Abstract

The four-step travel demand model (FSTDM) is the most widely used technique in practice for estimating traffic flow pattern in the transportation network. Traffic assignment problem (TAP) is a key step of the four-step process that determines the flow pattern which forms the basis for scenario analysis of a transportation improvement project. In many cases, different scenarios may differ by little, but FSTDM may lead to network flows which differ significantly or suggest improvements which are inconsistent with the network situation. This inconsistency arises due to solution noise.

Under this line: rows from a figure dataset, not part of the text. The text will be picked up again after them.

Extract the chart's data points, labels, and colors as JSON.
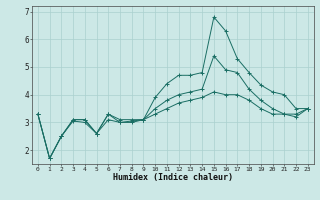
{
  "bg_color": "#cce8e6",
  "grid_color": "#aad0ce",
  "line_color": "#1a6e64",
  "xlabel": "Humidex (Indice chaleur)",
  "xlim": [
    -0.5,
    23.5
  ],
  "ylim": [
    1.5,
    7.2
  ],
  "yticks": [
    2,
    3,
    4,
    5,
    6,
    7
  ],
  "xticks": [
    0,
    1,
    2,
    3,
    4,
    5,
    6,
    7,
    8,
    9,
    10,
    11,
    12,
    13,
    14,
    15,
    16,
    17,
    18,
    19,
    20,
    21,
    22,
    23
  ],
  "lines": [
    {
      "x": [
        0,
        1,
        2,
        3,
        4,
        5,
        6,
        7,
        8,
        9,
        10,
        11,
        12,
        13,
        14,
        15,
        16,
        17,
        18,
        19,
        20,
        21,
        22,
        23
      ],
      "y": [
        3.3,
        1.7,
        2.5,
        3.1,
        3.1,
        2.6,
        3.3,
        3.1,
        3.1,
        3.1,
        3.9,
        4.4,
        4.7,
        4.7,
        4.8,
        6.8,
        6.3,
        5.3,
        4.8,
        4.35,
        4.1,
        4.0,
        3.5,
        3.5
      ]
    },
    {
      "x": [
        0,
        1,
        2,
        3,
        4,
        5,
        6,
        7,
        8,
        9,
        10,
        11,
        12,
        13,
        14,
        15,
        16,
        17,
        18,
        19,
        20,
        21,
        22,
        23
      ],
      "y": [
        3.3,
        1.7,
        2.5,
        3.1,
        3.1,
        2.6,
        3.3,
        3.0,
        3.0,
        3.1,
        3.5,
        3.8,
        4.0,
        4.1,
        4.2,
        5.4,
        4.9,
        4.8,
        4.2,
        3.8,
        3.5,
        3.3,
        3.3,
        3.5
      ]
    },
    {
      "x": [
        0,
        1,
        2,
        3,
        4,
        5,
        6,
        7,
        8,
        9,
        10,
        11,
        12,
        13,
        14,
        15,
        16,
        17,
        18,
        19,
        20,
        21,
        22,
        23
      ],
      "y": [
        3.3,
        1.7,
        2.5,
        3.05,
        3.0,
        2.6,
        3.1,
        3.0,
        3.05,
        3.1,
        3.3,
        3.5,
        3.7,
        3.8,
        3.9,
        4.1,
        4.0,
        4.0,
        3.8,
        3.5,
        3.3,
        3.3,
        3.2,
        3.5
      ]
    }
  ]
}
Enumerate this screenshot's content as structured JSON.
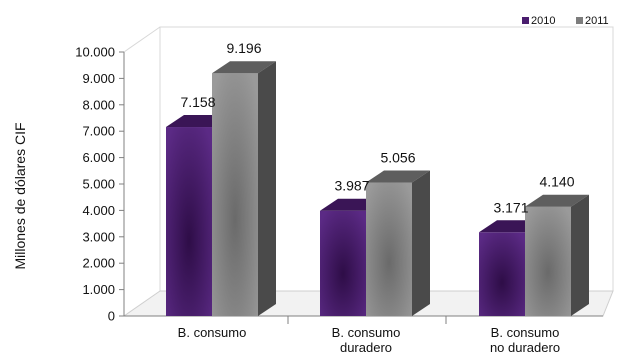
{
  "chart_data": {
    "type": "bar",
    "categories": [
      [
        "B. consumo"
      ],
      [
        "B. consumo",
        "duradero"
      ],
      [
        "B. consumo",
        "no duradero"
      ]
    ],
    "series": [
      {
        "name": "2010",
        "values": [
          7158,
          3987,
          3171
        ],
        "labels": [
          "7.158",
          "3.987",
          "3.171"
        ],
        "color": "#4a1d6e"
      },
      {
        "name": "2011",
        "values": [
          9196,
          5056,
          4140
        ],
        "labels": [
          "9.196",
          "5.056",
          "4.140"
        ],
        "color": "#7d7d7d"
      }
    ],
    "ylabel": "Millones de dólares CIF",
    "ylim": [
      0,
      10000
    ],
    "yticks": [
      {
        "value": 0,
        "label": "0"
      },
      {
        "value": 1000,
        "label": "1.000"
      },
      {
        "value": 2000,
        "label": "2.000"
      },
      {
        "value": 3000,
        "label": "3.000"
      },
      {
        "value": 4000,
        "label": "4.000"
      },
      {
        "value": 5000,
        "label": "5.000"
      },
      {
        "value": 6000,
        "label": "6.000"
      },
      {
        "value": 7000,
        "label": "7.000"
      },
      {
        "value": 8000,
        "label": "8.000"
      },
      {
        "value": 9000,
        "label": "9.000"
      },
      {
        "value": 10000,
        "label": "10.000"
      }
    ],
    "legend_position": "top-right",
    "grid": false,
    "style": "3d"
  }
}
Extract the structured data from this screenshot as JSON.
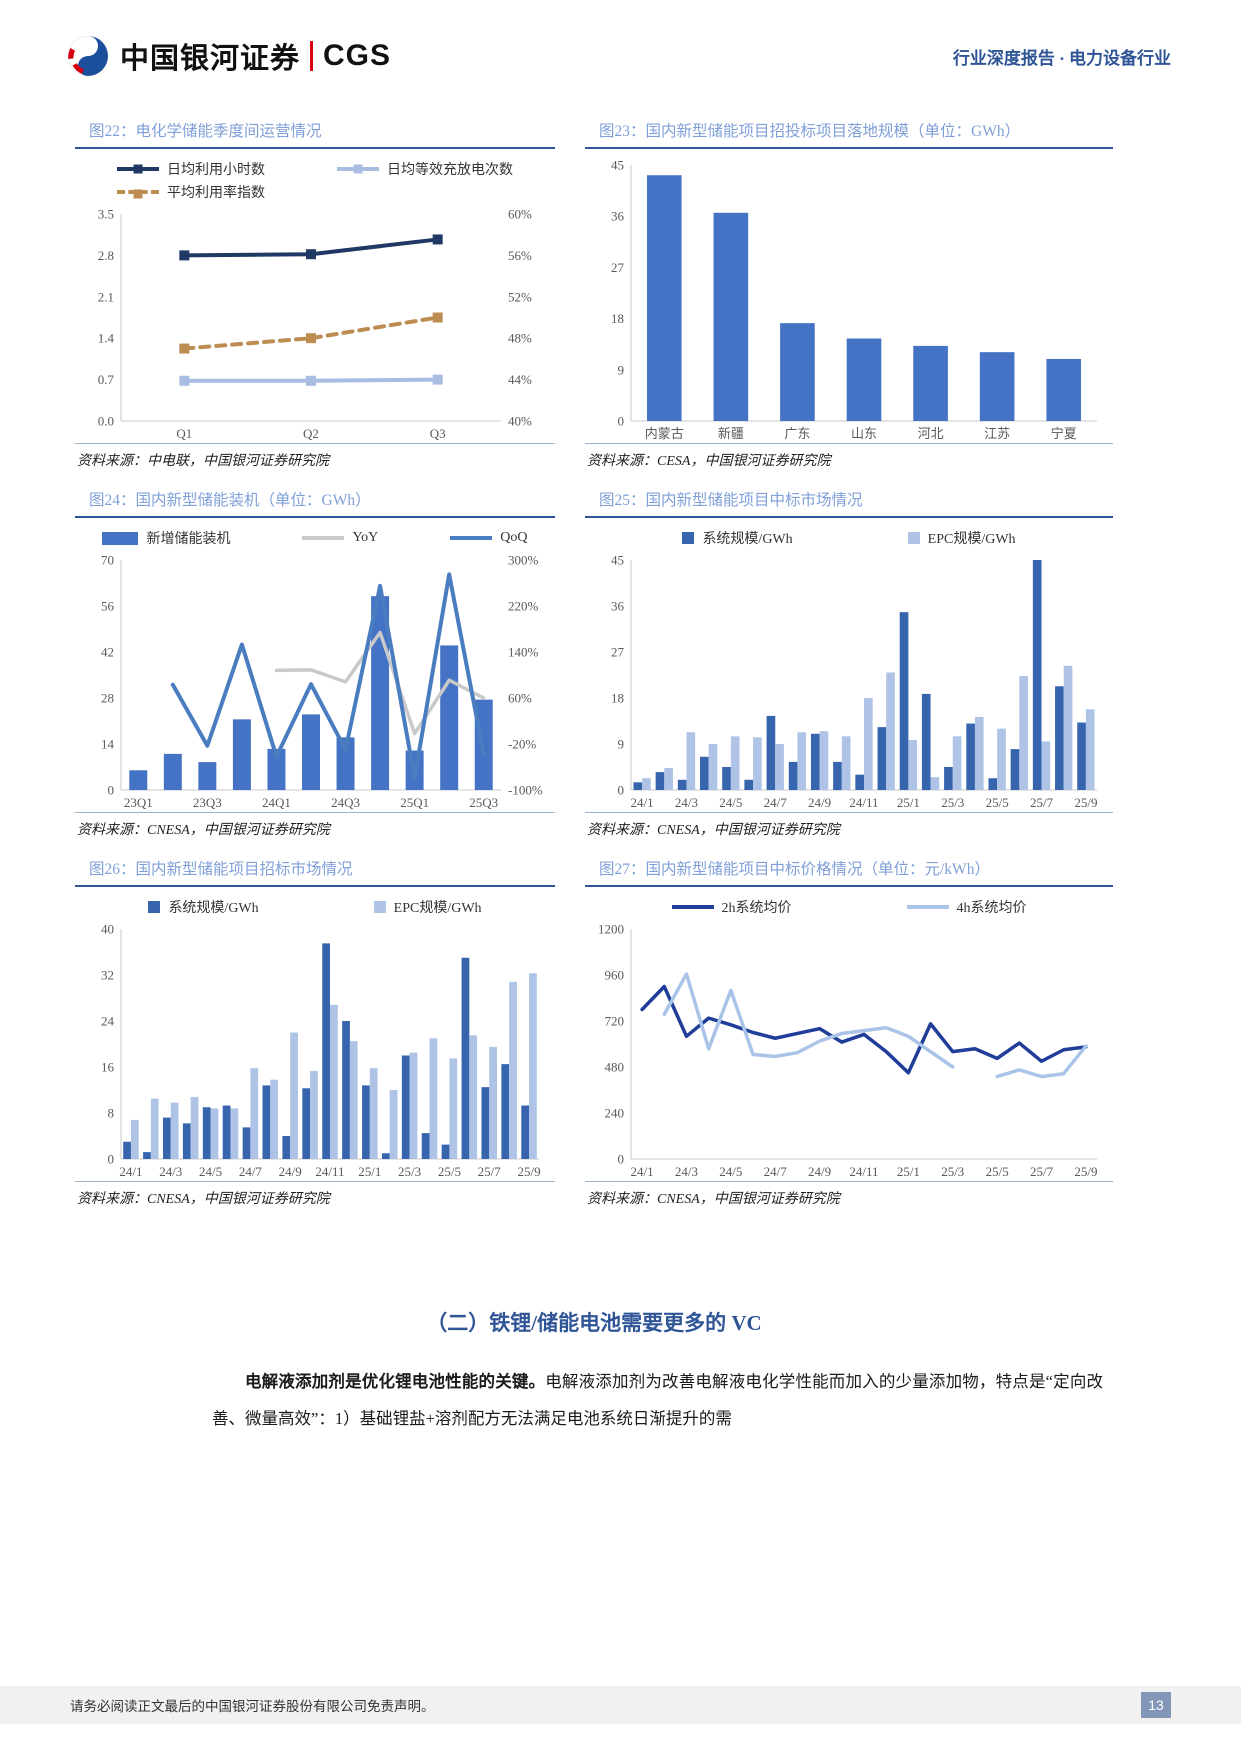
{
  "header": {
    "brand_cn": "中国银河证券",
    "brand_en": "CGS",
    "report_type": "行业深度报告",
    "separator": "·",
    "industry": "电力设备行业"
  },
  "figures": {
    "f22": {
      "title": "图22：电化学储能季度间运营情况",
      "source": "资料来源：中电联，中国银河证券研究院"
    },
    "f23": {
      "title": "图23：国内新型储能项目招投标项目落地规模（单位：GWh）",
      "source": "资料来源：CESA，中国银河证券研究院"
    },
    "f24": {
      "title": "图24：国内新型储能装机（单位：GWh）",
      "source": "资料来源：CNESA，中国银河证券研究院"
    },
    "f25": {
      "title": "图25：国内新型储能项目中标市场情况",
      "source": "资料来源：CNESA，中国银河证券研究院"
    },
    "f26": {
      "title": "图26：国内新型储能项目招标市场情况",
      "source": "资料来源：CNESA，中国银河证券研究院"
    },
    "f27": {
      "title": "图27：国内新型储能项目中标价格情况（单位：元/kWh）",
      "source": "资料来源：CNESA，中国银河证券研究院"
    }
  },
  "section": {
    "heading": "（二）铁锂/储能电池需要更多的 VC",
    "para_lead": "电解液添加剂是优化锂电池性能的关键。",
    "para_rest": "电解液添加剂为改善电解液电化学性能而加入的少量添加物，特点是“定向改善、微量高效”：1）基础锂盐+溶剂配方无法满足电池系统日渐提升的需"
  },
  "footer": {
    "disclaimer": "请务必阅读正文最后的中国银河证券股份有限公司免责声明。",
    "page_number": "13"
  },
  "chart_data": [
    {
      "id": "c22",
      "type": "line",
      "title": "电化学储能季度间运营情况",
      "categories": [
        "Q1",
        "Q2",
        "Q3"
      ],
      "x_every": 1,
      "legend_cols": 2,
      "left": {
        "labels": [
          "0.0",
          "0.7",
          "1.4",
          "2.1",
          "2.8",
          "3.5"
        ],
        "min": 0,
        "max": 3.5
      },
      "right": {
        "labels": [
          "40%",
          "44%",
          "48%",
          "52%",
          "56%",
          "60%"
        ],
        "min": 40,
        "max": 60
      },
      "series": [
        {
          "name": "日均利用小时数",
          "kind": "line",
          "axis": "left",
          "color": "#1F3864",
          "w": 4,
          "marker": true,
          "swatch": "line",
          "values": [
            2.8,
            2.82,
            3.07
          ]
        },
        {
          "name": "日均等效充放电次数",
          "kind": "line",
          "axis": "left",
          "color": "#A9BCE2",
          "w": 4,
          "marker": true,
          "swatch": "line",
          "values": [
            0.68,
            0.68,
            0.7
          ]
        },
        {
          "name": "平均利用率指数",
          "kind": "line",
          "axis": "right",
          "color": "#BC8C51",
          "w": 4,
          "marker": true,
          "dash": "9 7",
          "swatch": "line",
          "values": [
            47,
            48,
            50
          ]
        }
      ]
    },
    {
      "id": "c23",
      "type": "bar",
      "title": "国内新型储能项目招投标项目落地规模（GWh）",
      "categories": [
        "内蒙古",
        "新疆",
        "广东",
        "山东",
        "河北",
        "江苏",
        "宁夏"
      ],
      "x_every": 1,
      "left": {
        "labels": [
          "0",
          "9",
          "18",
          "27",
          "36",
          "45"
        ],
        "min": 0,
        "max": 45
      },
      "series": [
        {
          "name": "",
          "kind": "bar",
          "axis": "left",
          "color": "#4472C4",
          "values": [
            43.2,
            36.6,
            17.2,
            14.5,
            13.2,
            12.1,
            10.9
          ]
        }
      ]
    },
    {
      "id": "c24",
      "type": "combo",
      "title": "国内新型储能装机（GWh）",
      "categories": [
        "23Q1",
        "23Q2",
        "23Q3",
        "23Q4",
        "24Q1",
        "24Q2",
        "24Q3",
        "24Q4",
        "25Q1",
        "25Q2",
        "25Q3"
      ],
      "x_every": 2,
      "legend_cols": 0,
      "left": {
        "labels": [
          "0",
          "14",
          "28",
          "42",
          "56",
          "70"
        ],
        "min": 0,
        "max": 70
      },
      "right": {
        "labels": [
          "-100%",
          "-20%",
          "60%",
          "140%",
          "220%",
          "300%"
        ],
        "min": -100,
        "max": 300
      },
      "series": [
        {
          "name": "新增储能装机",
          "kind": "bar",
          "axis": "left",
          "color": "#4472C4",
          "swatch": "rect-wide",
          "values": [
            6,
            11,
            8.5,
            21.5,
            12.5,
            23,
            16,
            59,
            12,
            44,
            27.5
          ]
        },
        {
          "name": "YoY",
          "kind": "line",
          "axis": "right",
          "color": "#C9C9C9",
          "w": 3.5,
          "swatch": "line",
          "values": [
            null,
            null,
            null,
            null,
            108,
            109,
            88,
            174,
            -2,
            91,
            60
          ]
        },
        {
          "name": "QoQ",
          "kind": "line",
          "axis": "right",
          "color": "#4A7CC0",
          "w": 4,
          "swatch": "line",
          "values": [
            null,
            83,
            -23,
            153,
            -42,
            84,
            -30,
            255,
            -79,
            275,
            -38
          ]
        }
      ]
    },
    {
      "id": "c25",
      "type": "bar",
      "title": "国内新型储能项目中标市场情况",
      "categories": [
        "24/1",
        "24/2",
        "24/3",
        "24/4",
        "24/5",
        "24/6",
        "24/7",
        "24/8",
        "24/9",
        "24/10",
        "24/11",
        "24/12",
        "25/1",
        "25/2",
        "25/3",
        "25/4",
        "25/5",
        "25/6",
        "25/7",
        "25/8",
        "25/9"
      ],
      "x_every": 2,
      "legend_cols": 0,
      "left": {
        "labels": [
          "0",
          "9",
          "18",
          "27",
          "36",
          "45"
        ],
        "min": 0,
        "max": 45
      },
      "series": [
        {
          "name": "系统规模/GWh",
          "kind": "bar",
          "axis": "left",
          "color": "#3665AE",
          "swatch": "rect",
          "values": [
            1.5,
            3.5,
            2,
            6.5,
            4.5,
            2,
            14.5,
            5.5,
            11,
            5.5,
            3,
            12.3,
            34.8,
            18.8,
            4.5,
            13,
            2.3,
            8,
            45,
            20.3,
            13.2
          ]
        },
        {
          "name": "EPC规模/GWh",
          "kind": "bar",
          "axis": "left",
          "color": "#AEC3E6",
          "swatch": "rect",
          "values": [
            2.3,
            4.3,
            11.3,
            9,
            10.5,
            10.3,
            9,
            11.3,
            11.5,
            10.5,
            18,
            23,
            9.8,
            2.5,
            10.5,
            14.3,
            12,
            22.3,
            9.5,
            24.3,
            15.8
          ]
        }
      ]
    },
    {
      "id": "c26",
      "type": "bar",
      "title": "国内新型储能项目招标市场情况",
      "categories": [
        "24/1",
        "24/2",
        "24/3",
        "24/4",
        "24/5",
        "24/6",
        "24/7",
        "24/8",
        "24/9",
        "24/10",
        "24/11",
        "24/12",
        "25/1",
        "25/2",
        "25/3",
        "25/4",
        "25/5",
        "25/6",
        "25/7",
        "25/8",
        "25/9"
      ],
      "x_every": 2,
      "legend_cols": 0,
      "left": {
        "labels": [
          "0",
          "8",
          "16",
          "24",
          "32",
          "40"
        ],
        "min": 0,
        "max": 40
      },
      "series": [
        {
          "name": "系统规模/GWh",
          "kind": "bar",
          "axis": "left",
          "color": "#3665AE",
          "swatch": "rect",
          "values": [
            3,
            1.2,
            7.2,
            6.2,
            9,
            9.3,
            5.5,
            12.8,
            4,
            12.3,
            37.5,
            24,
            12.8,
            1,
            18,
            4.5,
            2.5,
            35,
            12.5,
            16.5,
            9.3
          ]
        },
        {
          "name": "EPC规模/GWh",
          "kind": "bar",
          "axis": "left",
          "color": "#AEC3E6",
          "swatch": "rect",
          "values": [
            6.8,
            10.5,
            9.8,
            10.8,
            8.8,
            8.8,
            15.8,
            13.8,
            22,
            15.3,
            26.8,
            20.5,
            15.8,
            12,
            18.5,
            21,
            17.5,
            21.5,
            19.5,
            30.8,
            32.3
          ]
        }
      ]
    },
    {
      "id": "c27",
      "type": "line",
      "title": "国内新型储能项目中标价格情况（元/kWh）",
      "categories": [
        "24/1",
        "24/2",
        "24/3",
        "24/4",
        "24/5",
        "24/6",
        "24/7",
        "24/8",
        "24/9",
        "24/10",
        "24/11",
        "24/12",
        "25/1",
        "25/2",
        "25/3",
        "25/4",
        "25/5",
        "25/6",
        "25/7",
        "25/8",
        "25/9"
      ],
      "x_every": 2,
      "legend_cols": 0,
      "left": {
        "labels": [
          "0",
          "240",
          "480",
          "720",
          "960",
          "1200"
        ],
        "min": 0,
        "max": 1200
      },
      "series": [
        {
          "name": "2h系统均价",
          "kind": "line",
          "axis": "left",
          "color": "#1F3D99",
          "w": 3.5,
          "swatch": "line",
          "values": [
            780,
            900,
            640,
            735,
            700,
            660,
            630,
            655,
            680,
            610,
            650,
            560,
            450,
            705,
            560,
            575,
            525,
            605,
            510,
            570,
            585
          ]
        },
        {
          "name": "4h系统均价",
          "kind": "line",
          "axis": "left",
          "color": "#A9C4E8",
          "w": 3.5,
          "swatch": "line",
          "values": [
            null,
            755,
            965,
            575,
            880,
            545,
            535,
            555,
            615,
            655,
            670,
            685,
            640,
            560,
            480,
            null,
            430,
            465,
            430,
            445,
            590
          ]
        }
      ]
    }
  ]
}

There are two main sources of this noise; first, the interdependency between the trip distribution and trip assignment steps of FSTDM, and second, the lower level of convergence in the traffic assignment step. This paper presents a methodology to address the aforementioned two issues by a post-processing technique incorporated through a feedback mechanism in the FSTDM. The post-processing technique consists of SMPA-hybrid, perturbation assignment and Origin-Destination (O-D) prioritization schemes. SMPA- hybrid is an improved implementation of traffic assignment algorithm labeled slope-based multi-path algorithm (SMPA) developed by Kumar and Peeta (2010). There are three methodological contributions of this paper. First, the paper presents an enhanced travel demand modeling framework, second, it formulates a hybrid approach by combining the merits of sequential approach and simultaneous approach of solution algorithms for the TAP, and third, it provides a methodology for the O-D prioritization in TAP. The results of computational experiments suggest that the SMPA-hybrid has a superior rate of convergence compared to the SMPA. The results further reveal that a warm start using perturbation assignment and O-D prioritization has significant benefits over the base case of cold start and non-prioritized implementation of the SMPA-hybrid.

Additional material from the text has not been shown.